Menurutnya, seluruh satuan pendidikan madrasah harus menjaga kepercayaan masyarakat dengan memberikan pelayanan pendidikan yang baik tanpa membebani calon peserta didik dan keluarganya.
“Saya berharap seluruh madrasah melaksanakan penerimaan siswa baru sesuai juknis dan aturan yang berlaku.

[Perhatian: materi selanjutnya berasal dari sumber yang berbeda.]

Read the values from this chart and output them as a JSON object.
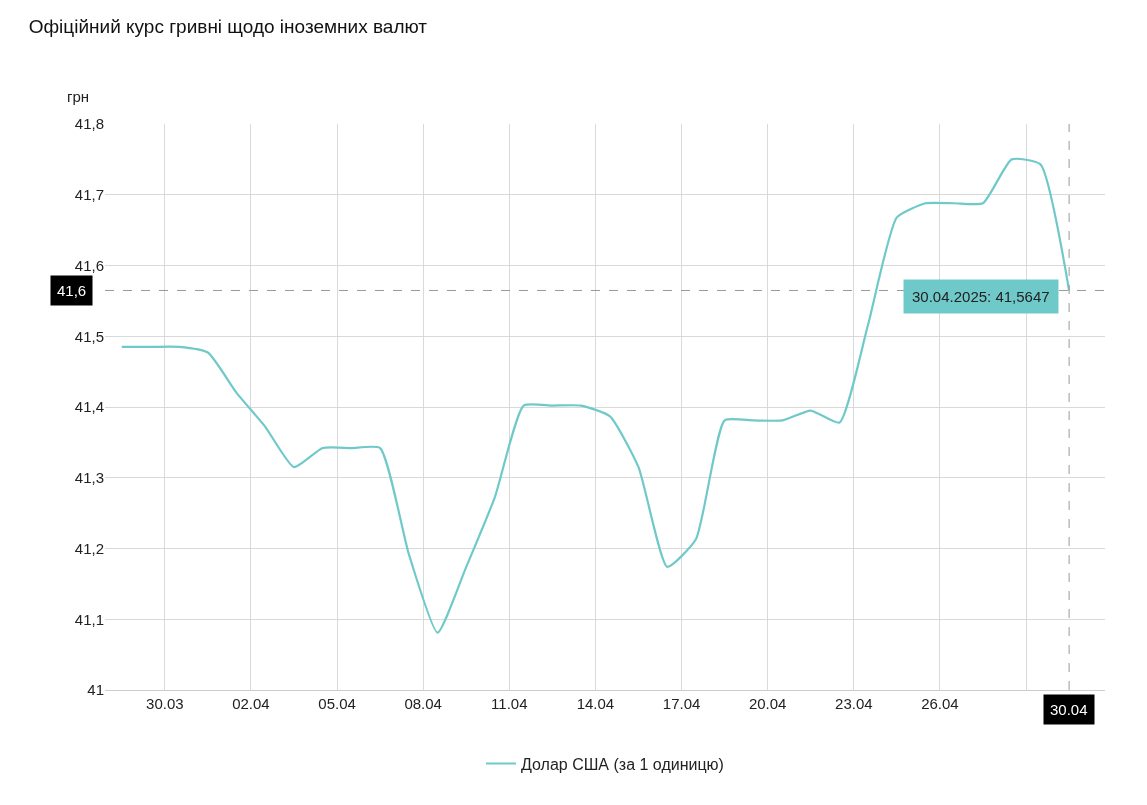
{
  "chart_data": {
    "type": "line",
    "title": "Офіційний курс гривні щодо іноземних валют",
    "ylabel": "грн",
    "x": [
      "2025-03-28",
      "2025-03-29",
      "2025-03-30",
      "2025-03-31",
      "2025-04-01",
      "2025-04-02",
      "2025-04-03",
      "2025-04-04",
      "2025-04-05",
      "2025-04-06",
      "2025-04-07",
      "2025-04-08",
      "2025-04-09",
      "2025-04-10",
      "2025-04-11",
      "2025-04-12",
      "2025-04-13",
      "2025-04-14",
      "2025-04-15",
      "2025-04-16",
      "2025-04-17",
      "2025-04-18",
      "2025-04-19",
      "2025-04-20",
      "2025-04-21",
      "2025-04-22",
      "2025-04-23",
      "2025-04-24",
      "2025-04-25",
      "2025-04-26",
      "2025-04-27",
      "2025-04-28",
      "2025-04-29",
      "2025-04-30"
    ],
    "series": [
      {
        "name": "Долар США (за 1 одиницю)",
        "color": "#70c9c9",
        "values": [
          41.485,
          41.485,
          41.485,
          41.477,
          41.42,
          41.372,
          41.315,
          41.342,
          41.342,
          41.342,
          41.192,
          41.081,
          41.174,
          41.273,
          41.402,
          41.402,
          41.402,
          41.387,
          41.315,
          41.174,
          41.213,
          41.381,
          41.381,
          41.381,
          41.395,
          41.378,
          41.517,
          41.668,
          41.688,
          41.688,
          41.688,
          41.75,
          41.743,
          41.5647
        ]
      }
    ],
    "xlim": [
      "2025-03-27T10:00",
      "2025-05-01T06:00"
    ],
    "xticks": [
      {
        "value": "2025-03-29T12:00",
        "label": "30.03"
      },
      {
        "value": "2025-04-01T12:00",
        "label": "02.04"
      },
      {
        "value": "2025-04-04T12:00",
        "label": "05.04"
      },
      {
        "value": "2025-04-07T12:00",
        "label": "08.04"
      },
      {
        "value": "2025-04-10T12:00",
        "label": "11.04"
      },
      {
        "value": "2025-04-13T12:00",
        "label": "14.04"
      },
      {
        "value": "2025-04-16T12:00",
        "label": "17.04"
      },
      {
        "value": "2025-04-19T12:00",
        "label": "20.04"
      },
      {
        "value": "2025-04-22T12:00",
        "label": "23.04"
      },
      {
        "value": "2025-04-25T12:00",
        "label": "26.04"
      },
      {
        "value": "2025-04-28T12:00",
        "label": null
      }
    ],
    "ylim": [
      41,
      41.8
    ],
    "yticks": [
      41,
      {
        "value": 41.1,
        "label": "41,1"
      },
      {
        "value": 41.2,
        "label": "41,2"
      },
      {
        "value": 41.3,
        "label": "41,3"
      },
      {
        "value": 41.4,
        "label": "41,4"
      },
      {
        "value": 41.5,
        "label": "41,5"
      },
      {
        "value": 41.6,
        "label": "41,6"
      },
      {
        "value": 41.7,
        "label": "41,7"
      },
      {
        "value": 41.8,
        "label": "41,8"
      }
    ],
    "ref_lines": [
      {
        "axis": "x",
        "value": "2025-04-30",
        "label": "30.04",
        "color": "#999999",
        "line_style": "dashed"
      },
      {
        "axis": "y",
        "value": 41.5647,
        "label": "41,6",
        "color": "#999999",
        "line_style": "dashed"
      }
    ],
    "annotations": [
      {
        "text": "30.04.2025: 41,5647",
        "x": "2025-04-30",
        "y": 41.5647
      }
    ],
    "grid": true,
    "legend": "bottom",
    "marker": "none",
    "line_style": "solid"
  }
}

Jangan sampai ada pungli atau pungutan yang memberatkan orang tua maupun calon siswa,” kata Ariyadi.
Ia menegaskan, pengelola madrasah perlu menjalankan amanah pendidikan dengan penuh tanggung jawab, serta mensyukuri berbagai dukungan yang selama ini telah diberikan pemerintah kepada lembaga pendidikan keagamaan.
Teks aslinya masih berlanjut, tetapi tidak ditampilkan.